Daniel Lemire's blog

, 2 min read

Current state of affairs in the XML world (according to me)

I’ve been working hard at an XML course for the last few months. While I’ve been done a lot of e-business related work in recent years, I didn’t consider myself an XML expert. Still, I’ve been one of the early adopters regarding XML, starting out in 1997-1998 when it was still a cowboyland. I kept hacking away at XML until about 2001 and then I went away and did other things. I actually did a commercial project (as an technology architect) in 2001, but it was one of my last project before going back to academia (Acadia University).

What happened between now and 2001? Well, Mozilla for one thing or, rather, true standard-compliant XML support in widely available browsers. Also, a lot, but really a lot of new “standards” have come along, things like XHTML and so on. In truth, I don’t think much changed since 2001. Not as much as I thought.

After studying carefully what’s out there, I come away with the following conclusions:

  • Internet Explorer doesn’t support basic things like XHTML and its general support for XML is quite lacking. It is simply not a good XML tool. Mozilla (including Firefox) is pretty good but there are a few gotchas: Mozilla just ignores DTDs (not validating) which brings about many problems (like missing entities) and you can’t save or source-view the output of a XSLT transformation. Still, Mozilla is good enough. I don’t know about Opera, but I heard good things.
  • DTDs are just fine and they are more often than not an overkill. XML Schema and other formal ways to specify XML applications get little support in actual software and are just not so useful.
  • Namespaces are a mess: they complicate things, they are incompatible with DTDs, and URIs as identifiers is a confusing idea. Yet, they work well enough and are usable.
  • XSLT 1.0 is truly powerful and very convenient.
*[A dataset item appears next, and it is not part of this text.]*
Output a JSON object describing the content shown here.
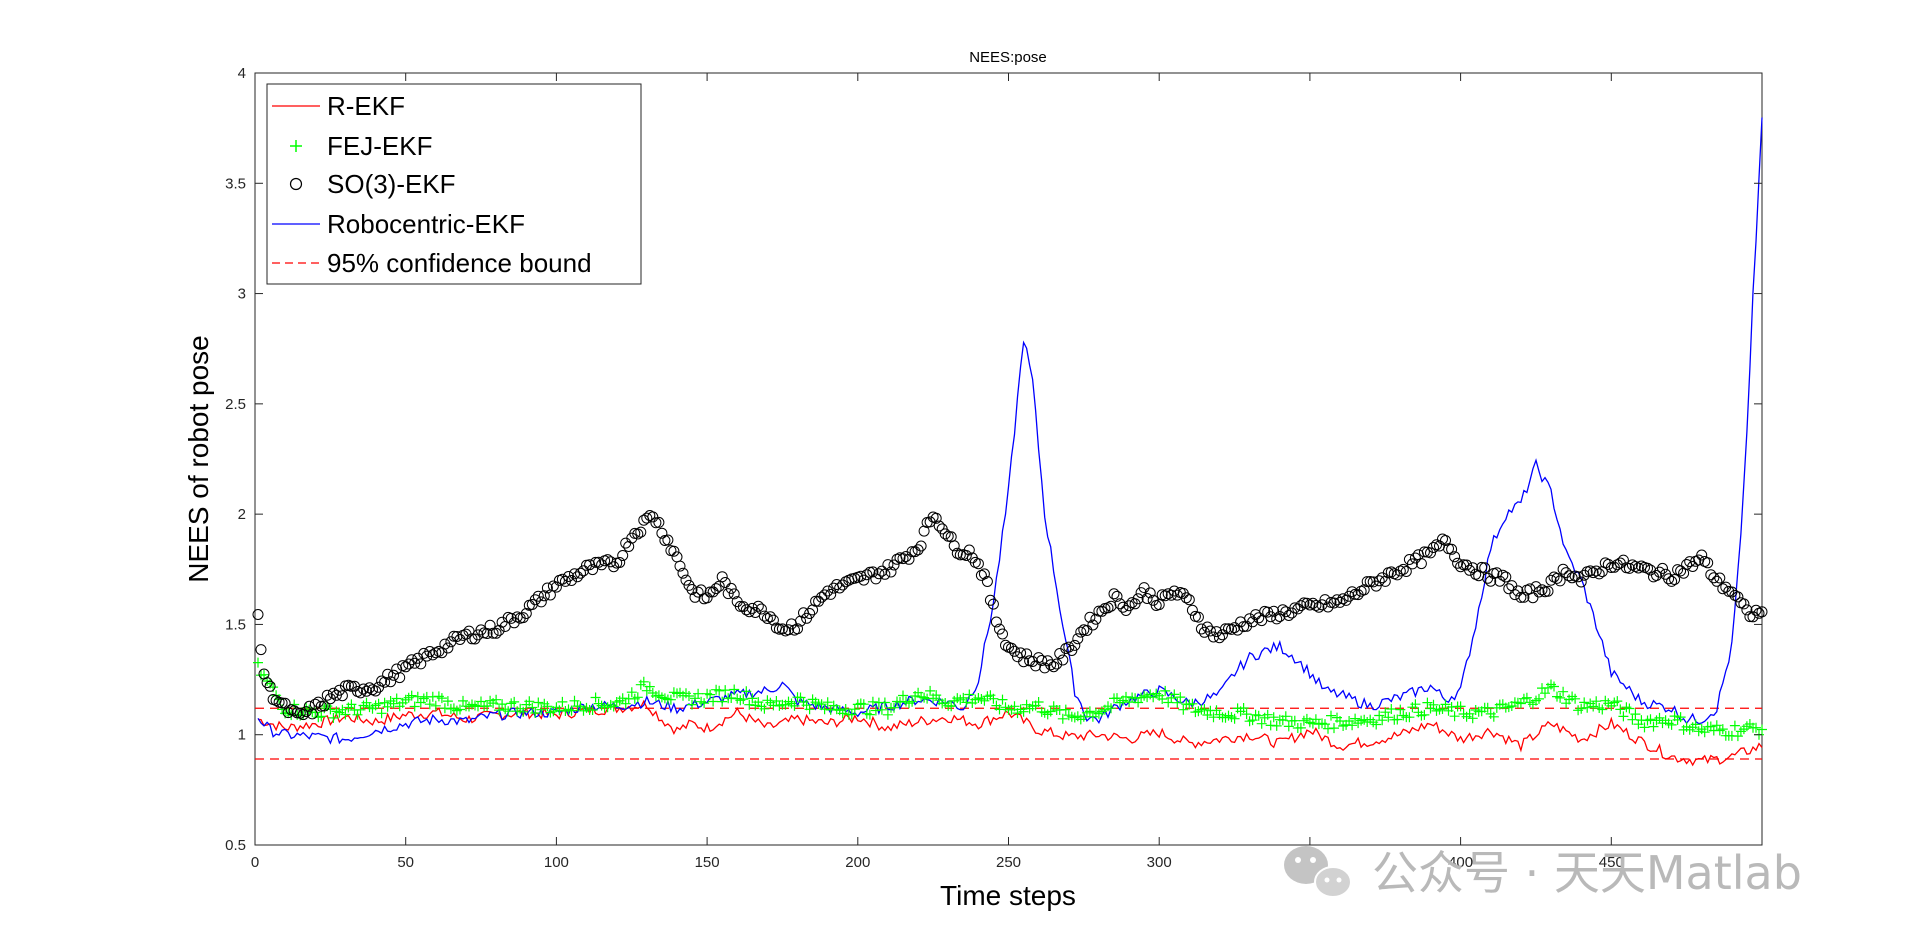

Couple XSLT with EXSLT extensions and you really can do pretty much anything you want. Exporting XML to HTML or to LaTeX is really easy. However, some things are tricky, like grouping. The best and fastest free XSLT engine I could find is 4suite. XSLT 2.0 is still pretty much unsupported. Either way, whether you use EXSLT extensions or XSLT 2.0, you need things like regular expressions.- Programming for XML through something like DOM is a major pain. Maybe XOM is better, but the basic idea is that if you have powerful high level language like Python, Ruby, Javascript or Perl, DOM-like programming on top of XML is boring. It seems like it DOM was designed with Java or C++ in mind, languages that are already a pain to use in the first place. Still, DOM works well enough but I think you need to have XPath support in your language otherwise, things could get really verbose. (In Python, use the libxml2 wrapper.)
  • Current RDF/XML is a pain, period. RDF itself is sane.

So, I think that a good XML project probably uses XSLT, maybe DTDs, a lot of XPath, but as little of the rest as possible.